ABSTRACT:

Background

In recent years, particulate matter 2.5 (PM2.5) exposure has been considered a key dangerous factor in chronic obstructive pulmonary disease (COPD). The dysfunction of airway smooth muscle cells (ASMCs) facilitates lung inflammation and fibrosis in COPD. Therefore, we explored whether PM2.5 could promote the inflammatory response and fibrosis in ASMCs in vivo and in vitro via the wingless-related integration site 5a (Wnt5a)/c-Jun N-terminal kinase (JNK)/nuclear factor kappa-light-chain-enhancer of activated B cells (NF-κB) pathway.

Methods

Wnt5a expression in the bronchoalveolar lavage fluid (BALF) of COPD patients exposed to PM2.5 was measured by enzyme-linked immunosorbent assay (ELISA). Mice were intratracheally injected with PM2.5 and a Wnt5a antagonist (BOX5). ASMCs were transfected with Wnt5a small interfering RNA (siRNA), BOX5 and the JNK inhibitor SP600125 before PM2.5 stimulation. Hematoxylin and eosin (H&E) staining was performed to measure the inflammatory response and airway fibrosis. The production of Wnt5a/JNK/NF-KB pathway factors was analyzed by Western blotting. The secretion of interleukin-6 (IL-6), IL-8 and tumor necrosis factor-α (TNF-α) was measured by ELISA. The expression levels of alpha smooth muscle actin (α-SMA), collagen I and collagen III were assessed by quantitative real time polymerase chain reaction (qRT-PCR) and Western blotting.

Results

We found that the increase in Wnt5a expression in the BALF of COPD patients was positively correlated with the levels of PM2.5 exposure.

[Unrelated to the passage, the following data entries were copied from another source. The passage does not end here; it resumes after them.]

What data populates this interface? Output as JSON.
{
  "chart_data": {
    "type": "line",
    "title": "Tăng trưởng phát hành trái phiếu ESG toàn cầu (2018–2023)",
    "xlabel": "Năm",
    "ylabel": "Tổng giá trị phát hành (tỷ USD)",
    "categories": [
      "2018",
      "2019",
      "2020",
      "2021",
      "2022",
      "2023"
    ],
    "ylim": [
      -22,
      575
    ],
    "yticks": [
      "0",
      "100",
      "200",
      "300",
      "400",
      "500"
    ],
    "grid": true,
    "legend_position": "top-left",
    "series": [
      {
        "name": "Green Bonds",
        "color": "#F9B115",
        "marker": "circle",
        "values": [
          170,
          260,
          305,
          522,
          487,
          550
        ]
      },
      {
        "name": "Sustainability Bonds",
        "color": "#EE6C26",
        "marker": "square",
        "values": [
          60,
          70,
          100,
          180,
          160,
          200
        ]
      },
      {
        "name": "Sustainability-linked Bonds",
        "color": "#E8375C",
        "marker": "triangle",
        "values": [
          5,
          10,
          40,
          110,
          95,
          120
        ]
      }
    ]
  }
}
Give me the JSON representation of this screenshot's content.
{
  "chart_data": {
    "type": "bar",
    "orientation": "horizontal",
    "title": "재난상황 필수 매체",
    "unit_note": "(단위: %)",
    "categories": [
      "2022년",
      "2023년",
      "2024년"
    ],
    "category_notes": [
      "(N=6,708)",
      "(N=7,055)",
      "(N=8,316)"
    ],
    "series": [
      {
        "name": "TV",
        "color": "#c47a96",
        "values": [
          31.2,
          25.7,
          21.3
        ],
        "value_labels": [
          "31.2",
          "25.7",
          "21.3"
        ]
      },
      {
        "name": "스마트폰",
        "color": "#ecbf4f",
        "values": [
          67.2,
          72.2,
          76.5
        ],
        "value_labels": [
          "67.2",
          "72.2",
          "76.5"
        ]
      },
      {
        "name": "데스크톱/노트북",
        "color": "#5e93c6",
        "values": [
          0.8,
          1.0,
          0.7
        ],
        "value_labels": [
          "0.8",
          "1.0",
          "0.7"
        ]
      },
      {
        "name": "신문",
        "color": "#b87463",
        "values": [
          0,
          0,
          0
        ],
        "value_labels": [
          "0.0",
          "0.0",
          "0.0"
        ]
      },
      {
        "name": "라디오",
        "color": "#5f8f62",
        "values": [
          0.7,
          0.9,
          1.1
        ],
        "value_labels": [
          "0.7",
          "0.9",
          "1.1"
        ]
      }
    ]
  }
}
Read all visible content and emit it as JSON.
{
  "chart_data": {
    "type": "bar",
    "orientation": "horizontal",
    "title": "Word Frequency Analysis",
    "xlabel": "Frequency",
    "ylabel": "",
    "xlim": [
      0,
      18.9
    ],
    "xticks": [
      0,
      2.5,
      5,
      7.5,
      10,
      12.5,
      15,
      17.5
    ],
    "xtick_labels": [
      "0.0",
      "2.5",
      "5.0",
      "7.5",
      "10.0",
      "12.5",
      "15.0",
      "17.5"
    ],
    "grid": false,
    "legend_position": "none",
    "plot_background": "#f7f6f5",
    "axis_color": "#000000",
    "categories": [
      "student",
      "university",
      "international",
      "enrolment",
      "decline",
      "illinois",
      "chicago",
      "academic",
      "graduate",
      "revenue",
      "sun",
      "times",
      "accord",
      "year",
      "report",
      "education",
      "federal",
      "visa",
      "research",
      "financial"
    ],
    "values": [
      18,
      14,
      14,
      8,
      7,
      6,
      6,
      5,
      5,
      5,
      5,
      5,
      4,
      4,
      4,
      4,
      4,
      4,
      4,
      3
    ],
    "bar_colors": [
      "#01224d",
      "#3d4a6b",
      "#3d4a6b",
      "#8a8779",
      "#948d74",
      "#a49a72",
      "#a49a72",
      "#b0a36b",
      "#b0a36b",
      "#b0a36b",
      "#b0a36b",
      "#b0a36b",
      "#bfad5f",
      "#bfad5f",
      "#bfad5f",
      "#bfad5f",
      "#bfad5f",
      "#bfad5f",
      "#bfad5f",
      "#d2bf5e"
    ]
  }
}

The Wnt5a/JNK/NF-κB pathway was activated in the lung samples of PM2.5-induced model mice and PM2.5-exposed ASMCs, which promoted the production of α-SMA, collagen I and collagen III and increased the secretion of IL-6, IL-8 and TNF-α. Furthermore, our results showed that BOX5 could prevent these effects. Wnt5a siRNA blocked the activation of the Wnt5a/JNK/NF-κB pathway and inhibited the effects of PM2.5 on fibrosis and inflammation in ASMCs. SP600125 blocked the phosphorylation of NF-κB and inhibited inflammation and fibrosis in PM2.5-exposed ASMCs.

Conclusions

These findings suggest that PM2.5 stimulation of ASMCs induces pulmonary inflammatory factor expression and collagen deposition during COPD via the Wnt5a/JNK pathway, which indicates that modulating the Wnt5a/JNK pathway could be a promising therapeutic strategy for PM2.5-induced COPD.